Prior to coming to Troy, Curtis was the head coach at Cal State Northridge from 2011-13, where he helped turn around the Matador program, leading them to a fourth place finish in the Big West. With a record of 15-12 and an overall record of 31-26, 2013 marked the program's best record since 2002. That mark was achieved on a non-conference schedule that was ranked the eighth-toughest in the country. The team's conference finish last season was the program's second-highest finish since joining the Big West.

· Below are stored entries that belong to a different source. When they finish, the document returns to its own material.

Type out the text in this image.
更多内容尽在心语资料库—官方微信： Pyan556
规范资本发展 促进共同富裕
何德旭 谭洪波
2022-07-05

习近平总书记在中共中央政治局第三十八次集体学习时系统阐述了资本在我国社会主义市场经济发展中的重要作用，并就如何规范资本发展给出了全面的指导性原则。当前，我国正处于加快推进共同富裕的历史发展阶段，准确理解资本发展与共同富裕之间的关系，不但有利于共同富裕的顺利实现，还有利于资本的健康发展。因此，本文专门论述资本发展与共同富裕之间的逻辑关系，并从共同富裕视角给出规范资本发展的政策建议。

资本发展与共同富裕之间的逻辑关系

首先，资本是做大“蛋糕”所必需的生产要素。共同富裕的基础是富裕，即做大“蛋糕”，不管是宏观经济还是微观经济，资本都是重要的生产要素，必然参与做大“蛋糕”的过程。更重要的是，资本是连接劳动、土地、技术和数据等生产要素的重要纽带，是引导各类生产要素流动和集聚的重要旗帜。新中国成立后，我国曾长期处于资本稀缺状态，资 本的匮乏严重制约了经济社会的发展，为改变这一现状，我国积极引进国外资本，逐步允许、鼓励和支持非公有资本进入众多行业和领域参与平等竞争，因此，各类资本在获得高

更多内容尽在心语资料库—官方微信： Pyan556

In 2012, Northridge improved its win percentage from the year before and also reached 10 wins in the Big West Conference for the first time since 2002 (later matched by the 2013 finish of 15 wins). In his first season at Northridge, Curtis led the Matadors to a 23-33 season and saw a number of players receive postseason accolades, including two that were selected in the 2011 MLB Amateur Draft.
In 2011 and again in 2013, Curtis' squads set school records in fielding percentage. He coached one All-American, one Big West Freshman Pitcher of the Year, nine All-Conference honorees, four MLB draft picks to go with 12 student-athletes signing professional contracts under his watch. He finished his tenure with a 77-89 overall record.
Prior to his time at CSUN, Curtis was a major contributor in one of the West Coast's most successful college programs, Fresno State, where he served as assistant coach for a program that won five consecutive Western Athletic Conference titles, made five NCAA tournament appearances and won the 2008 College World Series. During his ten seasons in Fresno, the Bulldogs compiled a 362-272 record.
Curtis first joined the Fresno State coaching staff as a student assistant for one season in 1998 before returning to the Bulldog bench two years later. From 2000-02, he served as volunteer assistant coach, working primarily with the catchers and hitters in conjunction with his duties as first base coach. With his catchers earning All-American honors during his two seasons as a volunteer, Fresno State wasted no time in recognizing his efforts and naming the team's assistant coach in July of 2002 under two-time National Coach of the Year Mike Batesole.